Cur? For a moment, two moments, Bea hadn’t the faintest idea what Mrs. Olsson might be intimating. But this interval was succeeded by different, elongated moments, during which Bea’s insides turned all fluttery and queasy.
It was remarkable how many things happened instantaneously inside her. First, a wild, ghastly thought materialized: the strange term,
cur
, was meant to stand for a similar sound, all but unmentionable. Oh, Bea was
used
to having such thoughts—particularly at night, when crazed, unsupervised notions snuck into her brain and wouldn’t, just wouldn’t, depart. But not here, not in a place like the Olssons’ kitchen …

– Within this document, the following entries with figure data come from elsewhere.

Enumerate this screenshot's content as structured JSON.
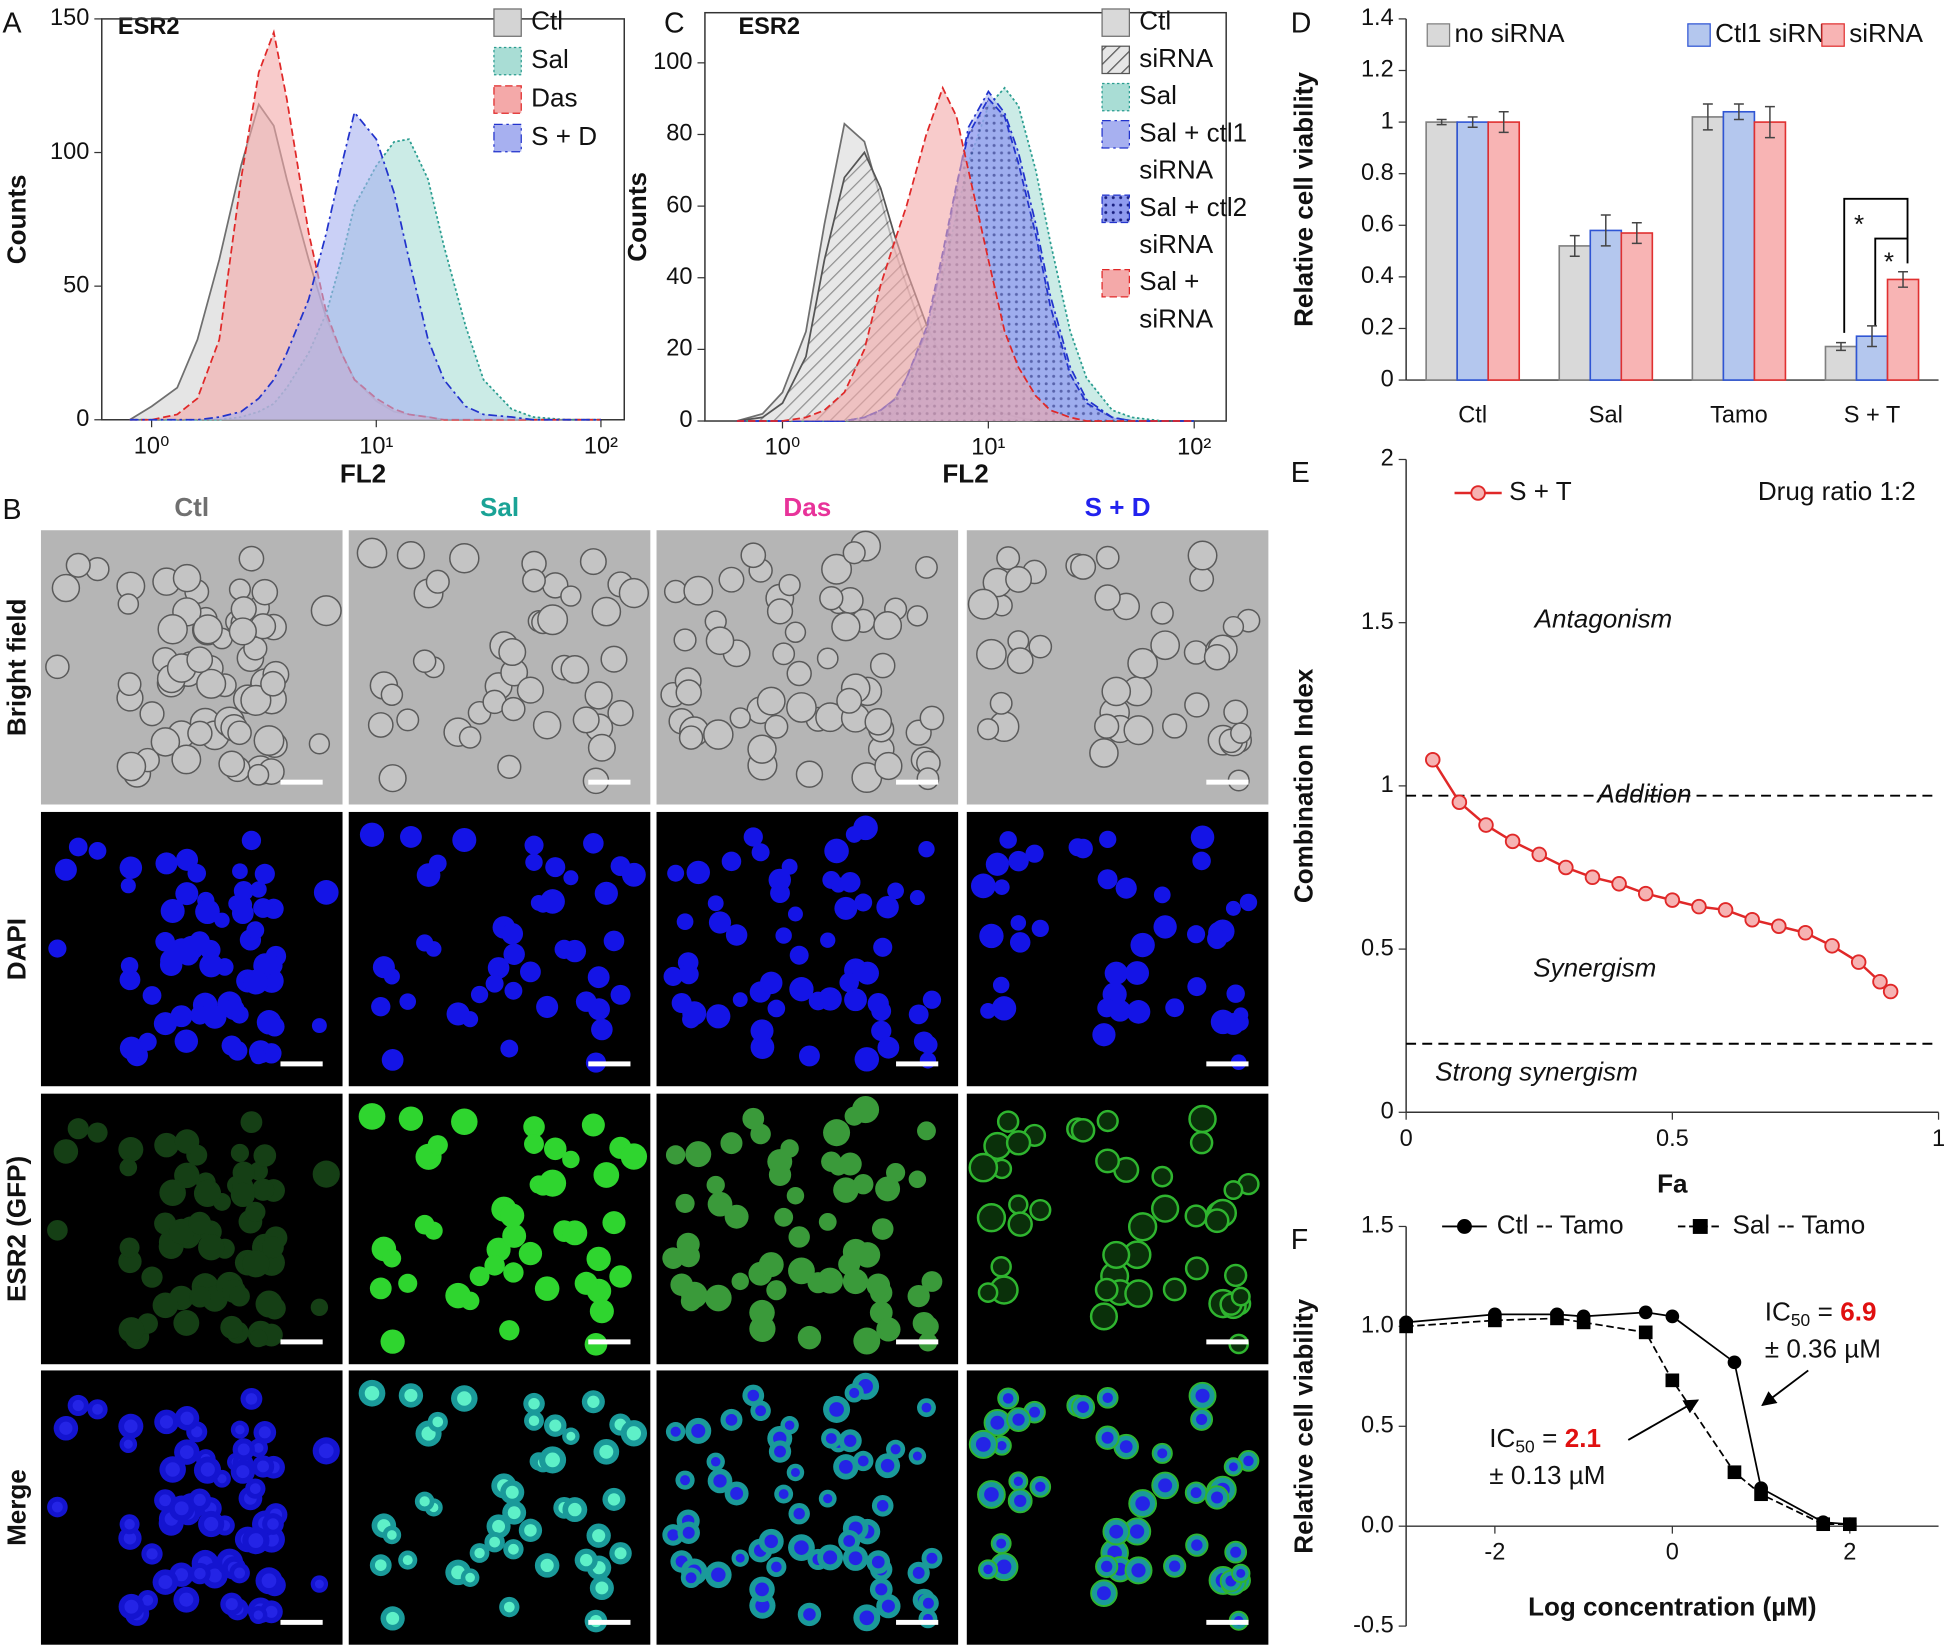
{
  "micrographs": {
    "label": "B",
    "columns": [
      {
        "name": "Ctl",
        "color": "#707070"
      },
      {
        "name": "Sal",
        "color": "#1aa396"
      },
      {
        "name": "Das",
        "color": "#e8339a"
      },
      {
        "name": "S + D",
        "color": "#2222ee"
      }
    ],
    "rows": [
      "Bright field",
      "DAPI",
      "ESR2 (GFP)",
      "Merge"
    ]
  },
  "chart_data": [
    {
      "label": "A",
      "type": "area",
      "title": "ESR2",
      "x_label": "FL2",
      "y_label": "Counts",
      "x_scale": "log",
      "xlim": [
        0.6,
        127
      ],
      "xticks": [
        {
          "value": 1,
          "label": "10⁰"
        },
        {
          "value": 10,
          "label": "10¹"
        },
        {
          "value": 100,
          "label": "10²"
        }
      ],
      "ylim": [
        0,
        150
      ],
      "yticks": [
        0,
        50,
        100,
        150
      ],
      "x": [
        0.8,
        1,
        1.3,
        1.6,
        2,
        2.5,
        3,
        3.5,
        4,
        5,
        6,
        7,
        8,
        10,
        12,
        14,
        17,
        20,
        25,
        30,
        40,
        50,
        70,
        100
      ],
      "series": [
        {
          "name": "Ctl",
          "color": "#6f6f6f",
          "fill": "#d4d4d4",
          "line_style": "solid",
          "values": [
            0,
            5,
            12,
            30,
            60,
            95,
            118,
            110,
            90,
            60,
            38,
            25,
            15,
            7,
            3,
            2,
            1,
            0,
            0,
            0,
            0,
            0,
            0,
            0
          ]
        },
        {
          "name": "Sal",
          "color": "#2a9d90",
          "fill": "#a9ddd5",
          "line_style": "dotted",
          "values": [
            0,
            0,
            0,
            0,
            0,
            1,
            3,
            6,
            12,
            25,
            40,
            60,
            80,
            95,
            104,
            105,
            90,
            65,
            35,
            15,
            4,
            1,
            0,
            0
          ]
        },
        {
          "name": "Das",
          "color": "#e02828",
          "fill": "#f4a9a9",
          "line_style": "dashed",
          "values": [
            0,
            0,
            2,
            8,
            30,
            90,
            130,
            145,
            120,
            70,
            40,
            25,
            15,
            8,
            4,
            2,
            1,
            0,
            0,
            0,
            0,
            0,
            0,
            0
          ]
        },
        {
          "name": "S + D",
          "color": "#2233cc",
          "fill": "#a7b0f0",
          "line_style": "dashdot",
          "values": [
            0,
            0,
            0,
            0,
            1,
            3,
            8,
            15,
            25,
            45,
            70,
            95,
            115,
            105,
            85,
            60,
            30,
            15,
            5,
            2,
            1,
            0,
            0,
            0
          ]
        }
      ]
    },
    {
      "label": "C",
      "type": "area",
      "title": "ESR2",
      "x_label": "FL2",
      "y_label": "Counts",
      "x_scale": "log",
      "xlim": [
        0.42,
        143
      ],
      "xticks": [
        {
          "value": 1,
          "label": "10⁰"
        },
        {
          "value": 10,
          "label": "10¹"
        },
        {
          "value": 100,
          "label": "10²"
        }
      ],
      "ylim": [
        0,
        114
      ],
      "yticks": [
        0,
        20,
        40,
        60,
        80,
        100
      ],
      "x": [
        0.6,
        0.8,
        1,
        1.3,
        1.6,
        2,
        2.5,
        3,
        3.5,
        4,
        5,
        6,
        7,
        8,
        10,
        12,
        14,
        17,
        20,
        25,
        30,
        40,
        50,
        70,
        100
      ],
      "series": [
        {
          "name": "Ctl",
          "color": "#6f6f6f",
          "fill": "#d9d9d9",
          "line_style": "solid",
          "values": [
            0,
            2,
            8,
            25,
            55,
            83,
            78,
            62,
            48,
            38,
            22,
            12,
            7,
            4,
            2,
            1,
            0,
            0,
            0,
            0,
            0,
            0,
            0,
            0,
            0
          ]
        },
        {
          "name": "siRNA",
          "color": "#555555",
          "fill": "#e6e6e6",
          "pattern": "hatch",
          "line_style": "solid",
          "values": [
            0,
            1,
            5,
            18,
            45,
            68,
            75,
            65,
            52,
            42,
            27,
            17,
            11,
            7,
            4,
            2,
            1,
            0,
            0,
            0,
            0,
            0,
            0,
            0,
            0
          ]
        },
        {
          "name": "Sal",
          "color": "#2a9d90",
          "fill": "#a9ddd5",
          "line_style": "dotted",
          "values": [
            0,
            0,
            0,
            0,
            0,
            0,
            1,
            3,
            6,
            10,
            22,
            40,
            58,
            72,
            88,
            93,
            88,
            70,
            50,
            25,
            12,
            3,
            1,
            0,
            0
          ]
        },
        {
          "name": "Sal + ctl1 siRNA",
          "color": "#2233cc",
          "fill": "#a7b0f0",
          "line_style": "dashdot",
          "values": [
            0,
            0,
            0,
            0,
            0,
            0,
            1,
            3,
            6,
            12,
            25,
            45,
            65,
            82,
            92,
            86,
            75,
            55,
            35,
            15,
            6,
            1,
            0,
            0,
            0
          ]
        },
        {
          "name": "Sal + ctl2 siRNA",
          "color": "#2233cc",
          "fill": "#8f9bef",
          "pattern": "dots",
          "line_style": "dashed",
          "values": [
            0,
            0,
            0,
            0,
            0,
            0,
            1,
            3,
            6,
            12,
            26,
            47,
            66,
            80,
            90,
            85,
            72,
            52,
            32,
            13,
            5,
            1,
            0,
            0,
            0
          ]
        },
        {
          "name": "Sal + siRNA",
          "color": "#e02828",
          "fill": "#f4a9a9",
          "line_style": "dashed",
          "values": [
            0,
            0,
            0,
            1,
            3,
            8,
            20,
            38,
            50,
            60,
            80,
            93,
            85,
            70,
            45,
            25,
            15,
            7,
            3,
            1,
            0,
            0,
            0,
            0,
            0
          ]
        }
      ]
    },
    {
      "label": "D",
      "type": "bar",
      "y_label": "Relative cell viability",
      "categories": [
        "Ctl",
        "Sal",
        "Tamo",
        "S + T"
      ],
      "ylim": [
        0,
        1.4
      ],
      "yticks": [
        0,
        0.2,
        0.4,
        0.6,
        0.8,
        1,
        1.2,
        1.4
      ],
      "series": [
        {
          "name": "no siRNA",
          "color": "#d9d9d9",
          "edge_color": "#7f7f7f",
          "values": [
            1.0,
            0.52,
            1.02,
            0.13
          ],
          "errors": [
            0.01,
            0.04,
            0.05,
            0.015
          ]
        },
        {
          "name": "Ctl1 siRNA",
          "color": "#b4c7ee",
          "edge_color": "#2f55d4",
          "values": [
            1.0,
            0.58,
            1.04,
            0.17
          ],
          "errors": [
            0.02,
            0.06,
            0.03,
            0.04
          ]
        },
        {
          "name": "siRNA",
          "color": "#f8b4b4",
          "edge_color": "#e03030",
          "values": [
            1.0,
            0.57,
            1.0,
            0.39
          ],
          "errors": [
            0.04,
            0.04,
            0.06,
            0.03
          ]
        }
      ],
      "annotations": [
        "*",
        "*"
      ]
    },
    {
      "label": "E",
      "type": "line",
      "x_label": "Fa",
      "y_label": "Combination Index",
      "xlim": [
        0,
        1
      ],
      "xticks": [
        0,
        0.5,
        1
      ],
      "ylim": [
        0,
        2
      ],
      "yticks": [
        0,
        0.5,
        1,
        1.5,
        2
      ],
      "reference_lines": [
        0.97,
        0.21
      ],
      "x": [
        0.05,
        0.1,
        0.15,
        0.2,
        0.25,
        0.3,
        0.35,
        0.4,
        0.45,
        0.5,
        0.55,
        0.6,
        0.65,
        0.7,
        0.75,
        0.8,
        0.85,
        0.89,
        0.91
      ],
      "series": [
        {
          "name": "S + T",
          "color": "#e02828",
          "values": [
            1.08,
            0.95,
            0.88,
            0.83,
            0.79,
            0.75,
            0.72,
            0.7,
            0.67,
            0.65,
            0.63,
            0.62,
            0.59,
            0.57,
            0.55,
            0.51,
            0.46,
            0.4,
            0.37
          ]
        }
      ],
      "annotations": [
        "Drug ratio 1:2",
        "Antagonism",
        "Addition",
        "Synergism",
        "Strong synergism"
      ]
    },
    {
      "label": "F",
      "type": "scatter",
      "x_label": "Log concentration (µM)",
      "y_label": "Relative cell viability",
      "xlim": [
        -3,
        3
      ],
      "xticks": [
        -2,
        0,
        2
      ],
      "ylim": [
        -0.5,
        1.5
      ],
      "yticks": [
        -0.5,
        {
          "value": 0,
          "label": "0.0"
        },
        0.5,
        {
          "value": 1,
          "label": "1.0"
        },
        1.5
      ],
      "x": [
        -3,
        -2,
        -1.3,
        -1,
        -0.3,
        0,
        0.7,
        1,
        1.7,
        2
      ],
      "series": [
        {
          "name": "Ctl -- Tamo",
          "color": "#000000",
          "marker": "circle",
          "line_style": "solid",
          "values": [
            1.02,
            1.06,
            1.06,
            1.05,
            1.07,
            1.05,
            0.82,
            0.19,
            0.02,
            0.01
          ]
        },
        {
          "name": "Sal -- Tamo",
          "color": "#000000",
          "marker": "square",
          "line_style": "dashed",
          "values": [
            1.0,
            1.03,
            1.04,
            1.02,
            0.97,
            0.73,
            0.27,
            0.16,
            0.01,
            0.01
          ]
        }
      ],
      "annotations": [
        {
          "prefix": "IC",
          "subscript": "50",
          "equals": "=",
          "value": "6.9",
          "error": "± 0.36 µM"
        },
        {
          "prefix": "IC",
          "subscript": "50",
          "equals": "=",
          "value": "2.1",
          "error": "± 0.13 µM"
        }
      ]
    }
  ]
}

Then it grew apparent to Bea—and this was the strangest, strangest thing yet—that she wasn’t misinterpreting Mrs. Olsson at all. No, Mrs. Olsson’s thoughts were in the very same place as hers: their minds were meeting in the queerest spot imaginable. Mrs. Olsson said, “Obviously, the whole idea’s ridiculous. I mean, a mother
knows.”
While remaining seated at the kitchen table, she drew her spine erect, and her eyes flashed, and for the first time tonight she was
absolutely Mrs. Charles Olsson, that legendary figure whose beauty set the
Detroit News
society pages ashimmer. Mrs. Olsson’s hand fluttered at her ample bosom—a reflexive gesture at once magnificently self-possessed and coyly vulnerable. “My boy isn’t cur. A mother knows such things. And how does she know? How do I know my boy isn’t cur? Why, I can see it in the way he looks at me.”
CHAPTER XVIII
Perhaps the very worst aspect of the Poppletons’ painfully abrupt departure was its effect on Mamma. She watched without visible emotion as a huge moving van, the words “Turk’s Trucks” emblazoned in red letters on its side, carted the Poppletons’ lives away. (The moving van belonged to that strange, voluble man, Yusuf Caglayangil, whom Bea and Aunt Grace had met at Sanders—the one who claimed Uncle Dennis had saved his daughter’s life. Mr. Caglayangil and his daughter Melek—looking healthier, and broader, than ever—personally oversaw the truck’s departure, and the two of them, peripheral figures though they were, appeared far more bereft than Mamma.) Three days later, when a postcard from Aunt Grace arrived, Mamma was rosiness itself: “She says their house has two guest rooms—there’s room for all of us. And
guess what …
there’s an actual greenhouse in back!”